De klacht houdt, zakelijk weergegeven, in dat verweerder tuchtrechtelijk verwijtbaar heeft gehandeld als bedoeld in artikel 46 Advocatenwet, doordat:

I. ALGEMEEN 

1.         verweerder, nadat hem om restitutie van betaalde voorschotten was gevraagd, met zijn brief van 27 januari 2020 en het daarbij behorende overzicht in meerdere opzichten opzettelijk een vals beeld van de tussen partijen geldende financiële stand van zaken heeft gegeven.

2.         verweerder geen, laat staan naar behoren, inhoudelijk antwoord heeft gegeven op de gemachtigde van klagers bij brief/e-mail d.d. 5 mei 2020 gevraagde inlichtingen. Dit ondanks dat deze gemachtigde een machtiging van klagers had overgelegd.

3.         verweerder, in zijn bericht van 13 mei 2020, ten onrechte een beroep heeft gedaan op zijn geheimhoudingsplicht.

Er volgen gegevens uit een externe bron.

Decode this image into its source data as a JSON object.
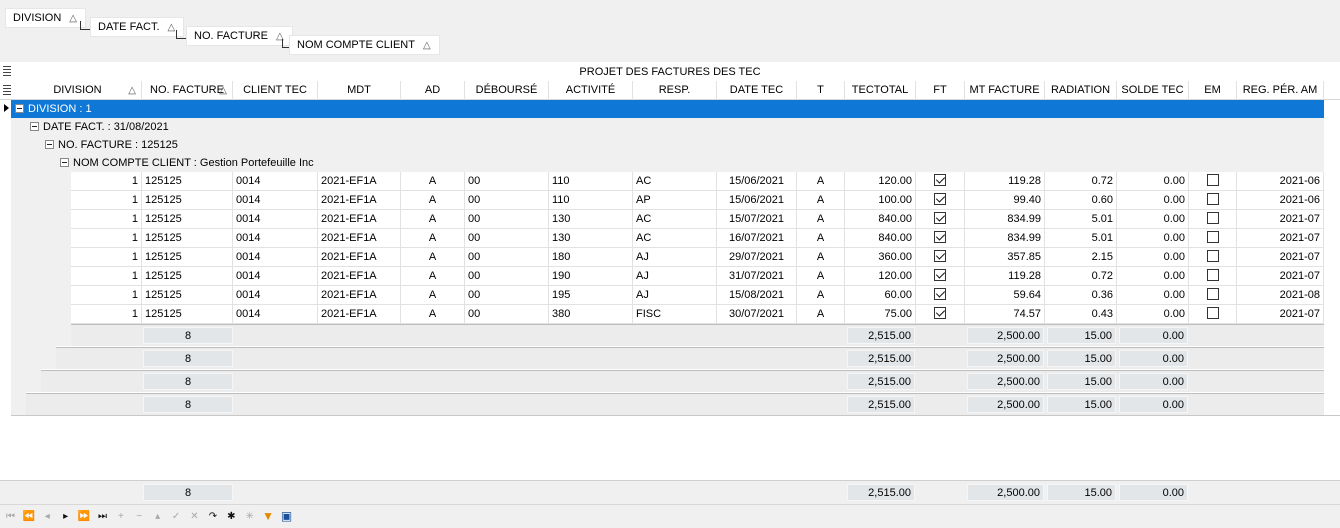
{
  "groupby": {
    "chips": [
      {
        "label": "DIVISION",
        "sort": "△"
      },
      {
        "label": "DATE FACT.",
        "sort": "△"
      },
      {
        "label": "NO. FACTURE",
        "sort": "△"
      },
      {
        "label": "NOM COMPTE CLIENT",
        "sort": "△"
      }
    ]
  },
  "grid": {
    "title": "PROJET DES FACTURES DES TEC",
    "columns": [
      {
        "label": "DIVISION",
        "sort": "△"
      },
      {
        "label": "NO. FACTURE",
        "sort": "△"
      },
      {
        "label": "CLIENT TEC"
      },
      {
        "label": "MDT"
      },
      {
        "label": "AD"
      },
      {
        "label": "DÉBOURSÉ"
      },
      {
        "label": "ACTIVITÉ"
      },
      {
        "label": "RESP."
      },
      {
        "label": "DATE TEC"
      },
      {
        "label": "T"
      },
      {
        "label": "TECTOTAL"
      },
      {
        "label": "FT"
      },
      {
        "label": "MT FACTURE"
      },
      {
        "label": "RADIATION"
      },
      {
        "label": "SOLDE TEC"
      },
      {
        "label": "EM"
      },
      {
        "label": "REG. PÉR. AM"
      }
    ],
    "groups": [
      "DIVISION : 1",
      "DATE FACT. : 31/08/2021",
      "NO. FACTURE : 125125",
      "NOM COMPTE CLIENT : Gestion Portefeuille Inc"
    ],
    "rows": [
      {
        "division": "1",
        "no_facture": "125125",
        "client_tec": "0014",
        "mdt": "2021-EF1A",
        "ad": "A",
        "debourse": "00",
        "activite": "110",
        "resp": "AC",
        "date_tec": "15/06/2021",
        "t": "A",
        "tectotal": "120.00",
        "ft": true,
        "mt_facture": "119.28",
        "radiation": "0.72",
        "solde_tec": "0.00",
        "em": false,
        "reg_per_am": "2021-06"
      },
      {
        "division": "1",
        "no_facture": "125125",
        "client_tec": "0014",
        "mdt": "2021-EF1A",
        "ad": "A",
        "debourse": "00",
        "activite": "110",
        "resp": "AP",
        "date_tec": "15/06/2021",
        "t": "A",
        "tectotal": "100.00",
        "ft": true,
        "mt_facture": "99.40",
        "radiation": "0.60",
        "solde_tec": "0.00",
        "em": false,
        "reg_per_am": "2021-06"
      },
      {
        "division": "1",
        "no_facture": "125125",
        "client_tec": "0014",
        "mdt": "2021-EF1A",
        "ad": "A",
        "debourse": "00",
        "activite": "130",
        "resp": "AC",
        "date_tec": "15/07/2021",
        "t": "A",
        "tectotal": "840.00",
        "ft": true,
        "mt_facture": "834.99",
        "radiation": "5.01",
        "solde_tec": "0.00",
        "em": false,
        "reg_per_am": "2021-07"
      },
      {
        "division": "1",
        "no_facture": "125125",
        "client_tec": "0014",
        "mdt": "2021-EF1A",
        "ad": "A",
        "debourse": "00",
        "activite": "130",
        "resp": "AC",
        "date_tec": "16/07/2021",
        "t": "A",
        "tectotal": "840.00",
        "ft": true,
        "mt_facture": "834.99",
        "radiation": "5.01",
        "solde_tec": "0.00",
        "em": false,
        "reg_per_am": "2021-07"
      },
      {
        "division": "1",
        "no_facture": "125125",
        "client_tec": "0014",
        "mdt": "2021-EF1A",
        "ad": "A",
        "debourse": "00",
        "activite": "180",
        "resp": "AJ",
        "date_tec": "29/07/2021",
        "t": "A",
        "tectotal": "360.00",
        "ft": true,
        "mt_facture": "357.85",
        "radiation": "2.15",
        "solde_tec": "0.00",
        "em": false,
        "reg_per_am": "2021-07"
      },
      {
        "division": "1",
        "no_facture": "125125",
        "client_tec": "0014",
        "mdt": "2021-EF1A",
        "ad": "A",
        "debourse": "00",
        "activite": "190",
        "resp": "AJ",
        "date_tec": "31/07/2021",
        "t": "A",
        "tectotal": "120.00",
        "ft": true,
        "mt_facture": "119.28",
        "radiation": "0.72",
        "solde_tec": "0.00",
        "em": false,
        "reg_per_am": "2021-07"
      },
      {
        "division": "1",
        "no_facture": "125125",
        "client_tec": "0014",
        "mdt": "2021-EF1A",
        "ad": "A",
        "debourse": "00",
        "activite": "195",
        "resp": "AJ",
        "date_tec": "15/08/2021",
        "t": "A",
        "tectotal": "60.00",
        "ft": true,
        "mt_facture": "59.64",
        "radiation": "0.36",
        "solde_tec": "0.00",
        "em": false,
        "reg_per_am": "2021-08"
      },
      {
        "division": "1",
        "no_facture": "125125",
        "client_tec": "0014",
        "mdt": "2021-EF1A",
        "ad": "A",
        "debourse": "00",
        "activite": "380",
        "resp": "FISC",
        "date_tec": "30/07/2021",
        "t": "A",
        "tectotal": "75.00",
        "ft": true,
        "mt_facture": "74.57",
        "radiation": "0.43",
        "solde_tec": "0.00",
        "em": false,
        "reg_per_am": "2021-07"
      }
    ],
    "group_summaries": [
      {
        "count": "8",
        "tectotal": "2,515.00",
        "mt_facture": "2,500.00",
        "radiation": "15.00",
        "solde_tec": "0.00"
      },
      {
        "count": "8",
        "tectotal": "2,515.00",
        "mt_facture": "2,500.00",
        "radiation": "15.00",
        "solde_tec": "0.00"
      },
      {
        "count": "8",
        "tectotal": "2,515.00",
        "mt_facture": "2,500.00",
        "radiation": "15.00",
        "solde_tec": "0.00"
      },
      {
        "count": "8",
        "tectotal": "2,515.00",
        "mt_facture": "2,500.00",
        "radiation": "15.00",
        "solde_tec": "0.00"
      }
    ],
    "total": {
      "count": "8",
      "tectotal": "2,515.00",
      "mt_facture": "2,500.00",
      "radiation": "15.00",
      "solde_tec": "0.00"
    }
  },
  "navigator": [
    {
      "name": "first-record-button",
      "glyph": "⏮",
      "enabled": false
    },
    {
      "name": "prev-page-button",
      "glyph": "⏪",
      "enabled": false
    },
    {
      "name": "prev-record-button",
      "glyph": "◂",
      "enabled": false
    },
    {
      "name": "next-record-button",
      "glyph": "▸",
      "enabled": true
    },
    {
      "name": "next-page-button",
      "glyph": "⏩",
      "enabled": true
    },
    {
      "name": "last-record-button",
      "glyph": "⏭",
      "enabled": true
    },
    {
      "name": "append-button",
      "glyph": "+",
      "enabled": false
    },
    {
      "name": "delete-button",
      "glyph": "−",
      "enabled": false
    },
    {
      "name": "edit-button",
      "glyph": "▴",
      "enabled": false
    },
    {
      "name": "post-button",
      "glyph": "✓",
      "enabled": false
    },
    {
      "name": "cancel-button",
      "glyph": "✕",
      "enabled": false
    },
    {
      "name": "refresh-button",
      "glyph": "↷",
      "enabled": true
    },
    {
      "name": "bookmark-button",
      "glyph": "✱",
      "enabled": true
    },
    {
      "name": "goto-bookmark-button",
      "glyph": "✳",
      "enabled": false
    },
    {
      "name": "filter-button",
      "glyph": "▼",
      "enabled": true,
      "color": "#e08a00"
    },
    {
      "name": "print-button",
      "glyph": "▣",
      "enabled": true,
      "color": "#1a4f9c"
    }
  ]
}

4.         verweerder niet voldaan heeft aan zijn plicht om periodiek en deugdelijk gespecificeerd - onder opgave van tarief en tijdsbesteding - te declareren.

5.         verweerder zonder toestemming van klager creditfacturen in de ene zaak heeft verrekend met te betalen facturen in een andere zaak.

II. DOSSIER D/B

6.         verweerder gehandeld heeft in strijd met gedragsregel 13 lid 1. Een fors deel van zijn gedeclareerde werkzaamheden zijn door zijn secretaresse verricht.

7.         verweerder gehandeld heeft in strijd met gedragsregel 16 door niet te voldoen aan zijn informatieplicht jegens klager.

8.         verweerder geen toevoeging heeft aangevraagd terwijl klager daarvoor wel in aanmerking kwam.

9.         verweerder gehandeld heeft in strijd met gedragsregel 17 door geen redelijk salaris in rekening te brengen.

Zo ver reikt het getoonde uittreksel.